The new national auto policy, which may seek emission-linked taxation for automobiles and a technology agnostic green mobility roadmap, is likely to be finalised in the next three months, according to official sources. Discussions with various stakeholders have been on for the past six months to frame the new policy, which envisages having a single nodal regulatory body for the automobile industry, officials in the Heavy Industry Ministry said.
A draft Cabinet note on the policy is being prepared and will be circulated shortly among departments concerned, they disclosed. “There has also been a discussion on strengthening the FAME India (Faster Adoption and Manufacturing of Electric and Hybrid Vehicles) scheme further for the faster adoption of eco-friendly automobile technologies,” a source said.
In terms of emission, it has been suggested to have a comprehensive long-term plan with definite timelines under the new auto policy, the source added. The draft of the policy released earlier had recommended rationalization of the GST structure for automobiles that is currently based on length, engine displacement, engine type and ground clearance. It had called for replacing the current classification criteria with a composite criterion based on vehicle length and CO2 emissions.
The draft policy had recommended that vehicle length-based classification will target reduction in vehicular congestion and CO2 emissions based classification will align with the overall vision of green mobility and reduction in Green House Gas(GHG) emissions.
The new policy is expected to define thresholds for length and CO2 emissions with the objective of neutralizing impact on GST revenue.
The draft policy had also recommended finalisation of a technology agnostic green mobility road-map through evolution of emission regulations, besides defining the long-term road-map for incentives and infrastructure investments for green mobility. The new policy is also likely to address the concern of the industry over harmonisation of standards for auto components used by original equipment manufacturers and those in the after-market by bringing them under a common system.

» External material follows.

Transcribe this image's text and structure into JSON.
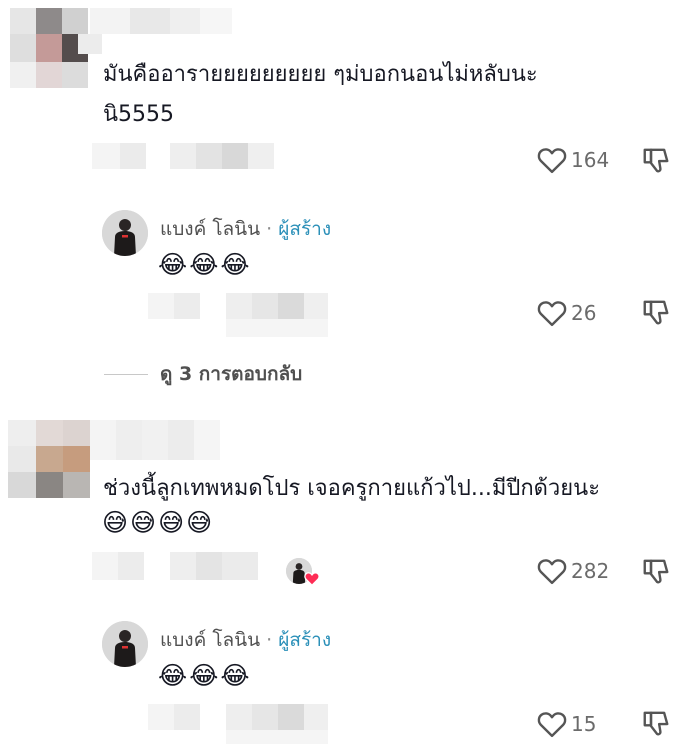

It is expected to address the issue of logistics challenges faced by the industry while also finding ways and means to enhance India’s automobile exports. According to another source, while the auto industry was appreciative of most of the measures mooted in the policy, manufacturers were apprehensive of defining emission targets under the long-term plan, considering how technology can evolve over a period of time. The heavy industries ministry had roped in AT Kearney as a consultant to help finalise the policy, officials said.